Cada generación vive sus cambios, algunos desde luego en mayor número y de una envergadura más considerable, y a veces es sorprendente entender lo fácilmente que vamos asumiendo todo ese cambio que experimentan las cosas que vamos viviendo.
Yo recuerdo vagamente la existencia de esta centralita telefónica, aunque al ver la foto enseguida se me ha ido la memoria a esa calle Monescillo. Pero recuerdo mejor el único teléfono que había en mi calle, en casa de Dionisio el del taller mecánico, con un número de solo tres cifras y que el propio Dionisio y su mujer, Manola, tenían a disposición de los vecinos cuando se hacía necesario hacer una gestión o estar localizado. Junto a su hijo Juan Carlos, mi amigo Toni y yo corríamos como recaderos a avisar a quienes buscaban a través de una llamada a ese número y, de vez en cuando, hacíamos alguna trastada con aquel aparato negro que era todo un privilegio, nada que ver con los actuales móviles pequeños, de atractivo diseño y múltiples aplicaciones siempre a mano.

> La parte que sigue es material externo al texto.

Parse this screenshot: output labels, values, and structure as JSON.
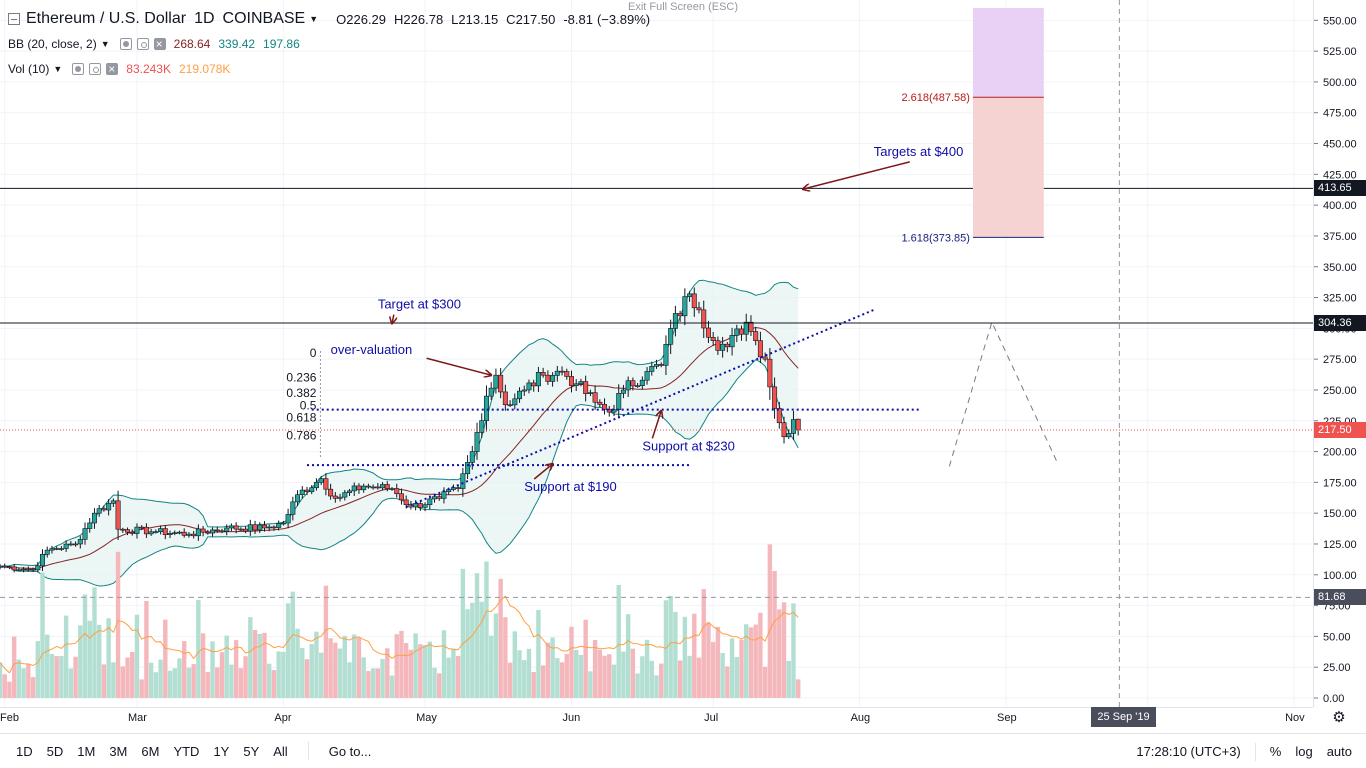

Pero hay muchas cosas que han cambiado. Yo recuerdo que aún no había agua corriente y había que ir a las fuentes con cántaros y garrafas, haciendo largas colas hasta proveer de agua para casa. Yo me he lavado en aljofainas y bañado en calderetas de chapa con el agua calentada al fuego, cuando luego te miraban a ver si tenías lombrices, y veía a mi madre lavar la ropa sobre tabla y fregar de rodillas estrujando la bayeta. Dormíamos bajo una pila de cobertores sobre colchones de lana que cada año se lavaban y saneaban, y aunque en mi casa ya había taza de vater, que vertía a una fosa séptica, he conocido las tablas con agujero, los periódicos y el inicio de aquellos rollos de papel beige del elefante que ya en sí parecía una gran revolución. Aún las calles de mi barrio eran de tierra y los plomos saltaban al menor atisbo de viento o lluvia y la tele, que llegaría muy pronto, solo era el lujo de algún vecino.
Apenas había coches pero yo he montado en muchos, y en la moto con sidecar de José Luis, el hijo de Dionisio, y aprendí por mi cuenta a montar en bici grande metiendo la pierna por el cuadro en difícil equilibrio. Entonces nos subíamos a los árboles, cazábamos pajarillos con trampas y gatillos, nos metíamos en las minas de los pozos y corríamos a fumar tras la plaza de toros escondiéndonos entre el maíz si alguien podía vernos. O jugábamos en el almacén de materiales que los Díaz de Mera tenían junto a sus casas.
Recuerdo el primer brasero eléctrico, o aquella lavadora que era un pequeño cajón con un aspa en el fondo. Y la azulina, el jabón lagarto, el lilimento del tío del bigote y por muy poco escapé al aceite de ricino. También el primer tocadiscos de pilas o una calculadora que parecía el invento insuperable, aunque para entonces ya empezaban los setenta y yo no era tan pequeño, o la primera polaroid que parecía pura magia, también en esa época.
Y recuerdo llegar al lechero, con sus cántaras y sus medidores, y hervir la leche en aquel cueceleches que había que vigilar para que no se saliera al hervir. Y el carro de la basura, tirado por mulas. Y la guada, poniéndonos a correr al lado para saltar los chorros sin mojarnos. O ir a comprar el vino a granel a la bodega o el petróleo para la estufa.Y recuerdo, por supuesto, la dificultad de mantenernos limpios para salvaguardar esa muda de semana en semana y ese hato de diario que manteníamos de lunes a sábado, salvo el domingo que, ya se sabe, tenía hato propio para ese día y otras especiales ocasiones.
Es verdad, la vida se percibe tan distinta hoy, son tan grandes los cambios experimentados, y sin embargo no recuerdo esa transición sino con sorpresa inicial pero con una naturalidad que no deja de llamarme la atención y que muestra esa capacidad que tenemos las personas para adaptarnos.
Son los mismos ojos, sí, pero son distintas las miradas que nos devuelve cada época de las que hemos vivido y que dejan a las claras todo ese cambio experimentado.